The Tubbs report may be used by stakeholders who were already arguing against a bankruptcy to make their case. BlueMountain Capital Management, a PG&E shareholder, said the Tubbs news “is yet another example of why the company shouldn’t be rushing to file for bankruptcy, which would be totally unnecessary and bad for all stakeholders,” according to a spokesperson. The investment firm said earlier Thursday that it was seeking to replace all of PG&E’s board members.
A bankruptcy filing may not be the right path, given that the Tubbs fire report brings a “significant reduction” in liabilities and political cover for the state to support the company, said Praful Mehta, an analyst with Citigroup Inc.

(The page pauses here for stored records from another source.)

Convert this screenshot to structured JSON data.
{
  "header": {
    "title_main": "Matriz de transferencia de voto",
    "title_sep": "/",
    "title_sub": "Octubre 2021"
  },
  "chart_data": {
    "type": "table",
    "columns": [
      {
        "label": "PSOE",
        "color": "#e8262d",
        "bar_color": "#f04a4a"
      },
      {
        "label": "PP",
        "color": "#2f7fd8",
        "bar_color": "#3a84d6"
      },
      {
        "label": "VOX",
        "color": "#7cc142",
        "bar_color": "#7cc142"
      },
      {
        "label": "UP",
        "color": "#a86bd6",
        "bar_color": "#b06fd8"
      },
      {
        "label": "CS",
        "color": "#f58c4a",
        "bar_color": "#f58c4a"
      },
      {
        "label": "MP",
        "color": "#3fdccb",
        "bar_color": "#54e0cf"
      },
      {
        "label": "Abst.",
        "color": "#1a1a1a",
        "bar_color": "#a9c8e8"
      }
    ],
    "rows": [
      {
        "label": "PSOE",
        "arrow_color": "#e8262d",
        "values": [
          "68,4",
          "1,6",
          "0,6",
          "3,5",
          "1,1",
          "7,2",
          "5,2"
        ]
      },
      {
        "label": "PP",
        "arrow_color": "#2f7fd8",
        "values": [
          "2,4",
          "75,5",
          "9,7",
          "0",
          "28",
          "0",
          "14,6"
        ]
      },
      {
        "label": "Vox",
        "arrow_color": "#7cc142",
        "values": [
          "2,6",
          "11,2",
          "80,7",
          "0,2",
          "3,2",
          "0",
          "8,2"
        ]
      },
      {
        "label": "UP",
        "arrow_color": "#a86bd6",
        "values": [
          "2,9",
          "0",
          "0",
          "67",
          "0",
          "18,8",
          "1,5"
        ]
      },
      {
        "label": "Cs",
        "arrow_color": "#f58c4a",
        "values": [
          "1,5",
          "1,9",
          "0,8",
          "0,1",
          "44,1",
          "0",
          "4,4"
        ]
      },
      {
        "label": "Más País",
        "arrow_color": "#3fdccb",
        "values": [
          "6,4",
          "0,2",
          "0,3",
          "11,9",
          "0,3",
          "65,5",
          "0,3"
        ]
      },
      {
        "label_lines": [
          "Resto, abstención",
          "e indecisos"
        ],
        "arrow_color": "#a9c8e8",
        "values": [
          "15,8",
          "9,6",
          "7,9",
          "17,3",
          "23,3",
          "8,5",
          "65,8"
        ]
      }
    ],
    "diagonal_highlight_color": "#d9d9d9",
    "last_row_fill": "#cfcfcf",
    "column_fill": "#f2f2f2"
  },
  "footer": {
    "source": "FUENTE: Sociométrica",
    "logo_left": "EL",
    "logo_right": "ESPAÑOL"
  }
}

Nonetheless, he expects PG&E to proceed with its plan.
“At this time, only a push from the governor’s office stops a filing,” he said in a report.
Such a move would have to come quickly.
“One of the key things that pushed them to talk about filing in the first place was the very slow progress that the state was making in even addressing any of these issues, much less solving them,” Bloomberg Intelligence’s Konolige said.
Some recent analyst note on PG&E:
- Guggenheim analysts led by Shahriar Pourreza maintain that absent incremental wildfire charges in excess of around $2 billion pretax, PG&E should remain solvent and don’t view bankruptcy as warranted.
- Morgan Stanley analysts led by Stephen Byrd raised their price target on PG&E to $17.50 a share from $13.
- JPMorgan Chase & Co., analysts led by Christopher Turnure raised their price target to $11 a share from $10.